L'ombre de la Russie et de Wagner...
Après avoir mis plus de deux mois pour reconnaître le coup d'Etat militaire, Washington avait tout de même annoncé la suspension de la majeure partie de son aide au développement au Niger.
Cependant, les Etats-Unis entendent maintenir le dialogue avec la junte militaire, si l'on s'en tient aux propos du directeur des Affaires africaines au Conseil de la sécurité nationale américain, Judd Devermont, dans une interview au quotidien britannique Financial Times.
Pour lui, pas question que les militaires américains quittent le Niger, il y va de nos intérêts, dit en substance le diplomate.
"Ce n'est pas étonnant parce que chacun joue sa carte dans cette sous-région. Les enjeux pour les Américains sont de pouvoir rester à Niamey et d'éviter surtout qu'on accule la junte et qu'elle se jette dans les bras de la Russie et de Wagner.
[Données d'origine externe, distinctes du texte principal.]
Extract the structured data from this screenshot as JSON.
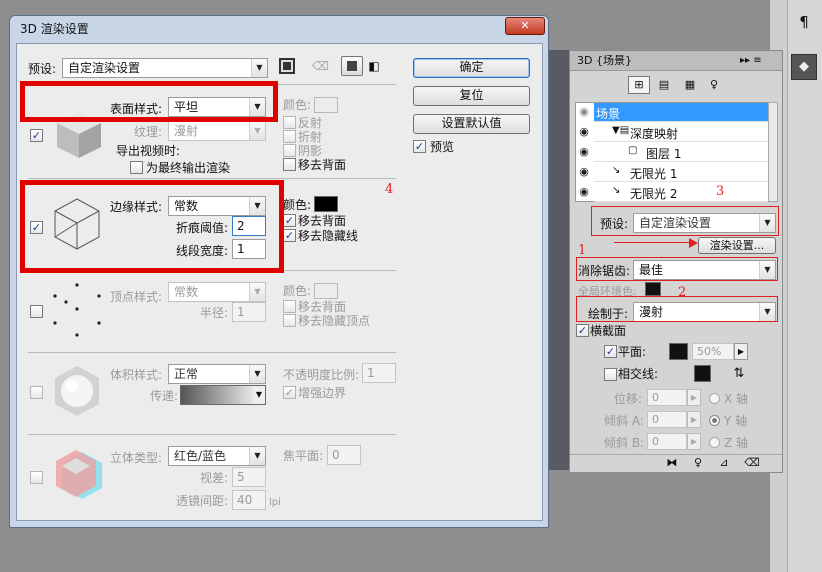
{
  "dialog": {
    "title": "3D 渲染设置",
    "close_label": "✕",
    "preset_label": "预设:",
    "preset_value": "自定渲染设置",
    "buttons": {
      "ok": "确定",
      "reset": "复位",
      "set_default": "设置默认值"
    },
    "preview_label": "预览",
    "preview_check": "✓",
    "face": {
      "check": "✓",
      "style_label": "表面样式:",
      "style_value": "平坦",
      "color_label": "颜色:",
      "texture_label": "纹理:",
      "texture_value": "漫射",
      "export_video_label": "导出视频时:",
      "final_output_label": "为最终输出渲染",
      "reflect_label": "反射",
      "refract_label": "折射",
      "shadow_label": "阴影",
      "remove_back_label": "移去背面"
    },
    "edge": {
      "check": "✓",
      "style_label": "边缘样式:",
      "style_value": "常数",
      "color_label": "颜色:",
      "color_value": "#000000",
      "crease_label": "折痕阈值:",
      "crease_value": "2",
      "width_label": "线段宽度:",
      "width_value": "1",
      "remove_back_label": "移去背面",
      "remove_back_check": "✓",
      "remove_hidden_label": "移去隐藏线",
      "remove_hidden_check": "✓"
    },
    "vertex": {
      "style_label": "顶点样式:",
      "style_value": "常数",
      "color_label": "颜色:",
      "radius_label": "半径:",
      "radius_value": "1",
      "remove_back_label": "移去背面",
      "remove_hidden_label": "移去隐藏顶点"
    },
    "volume": {
      "style_label": "体积样式:",
      "style_value": "正常",
      "opacity_label": "不透明度比例:",
      "opacity_value": "1",
      "transfer_label": "传递:",
      "enhance_label": "增强边界",
      "enhance_check": "✓"
    },
    "stereo": {
      "type_label": "立体类型:",
      "type_value": "红色/蓝色",
      "focal_label": "焦平面:",
      "focal_value": "0",
      "parallax_label": "视差:",
      "parallax_value": "5",
      "lens_label": "透镜间距:",
      "lens_value": "40",
      "lens_unit": "lpi"
    }
  },
  "panel": {
    "tab_title": "3D {场景}",
    "tab_controls": "▸▸ ≡",
    "tree": [
      {
        "label": "场景",
        "indent": 0,
        "selected": true
      },
      {
        "label": "深度映射",
        "indent": 1,
        "selected": false
      },
      {
        "label": "图层 1",
        "indent": 2,
        "selected": false
      },
      {
        "label": "无限光 1",
        "indent": 1,
        "selected": false
      },
      {
        "label": "无限光 2",
        "indent": 1,
        "selected": false
      }
    ],
    "preset_label": "预设:",
    "preset_value": "自定渲染设置",
    "render_settings_button": "渲染设置...",
    "antialias_label": "消除锯齿:",
    "antialias_value": "最佳",
    "global_ambient_label": "全局环境色:",
    "draw_on_label": "绘制于:",
    "draw_on_value": "漫射",
    "cross_section_label": "横截面",
    "cross_section_check": "✓",
    "plane_label": "平面:",
    "plane_check": "✓",
    "plane_percent": "50%",
    "intersect_label": "相交线:",
    "offset_label": "位移:",
    "offset_value": "0",
    "tilt_a_label": "倾斜 A:",
    "tilt_a_value": "0",
    "tilt_b_label": "倾斜 B:",
    "tilt_b_value": "0",
    "axis_x": "X 轴",
    "axis_y": "Y 轴",
    "axis_z": "Z 轴"
  },
  "annotations": {
    "n1": "1",
    "n2": "2",
    "n3": "3",
    "n4": "4"
  },
  "colors": {
    "red_box": "#e00000",
    "selection": "#3399ff",
    "title_bar": "#bcd2ea"
  }
}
C'est une ligne à ne pas franchir et les Américains ont tout fait pour qu'on n'en arrive pas là", estime le chercheur Seidik Abba.
"Si nous quittons le Niger, il ne s'agit pas seulement de la sécurité des Nigériens, il s'agit également des conséquences pour le Ghana, le Togo et le Bénin", affirme ainsi Judd Devermont, le directeur des Affaires africaines au Conseil de la sécurité nationale.
Environ un millier de soldats américains sont présents au Niger dans la cadre de la lutte contre le terrorisme.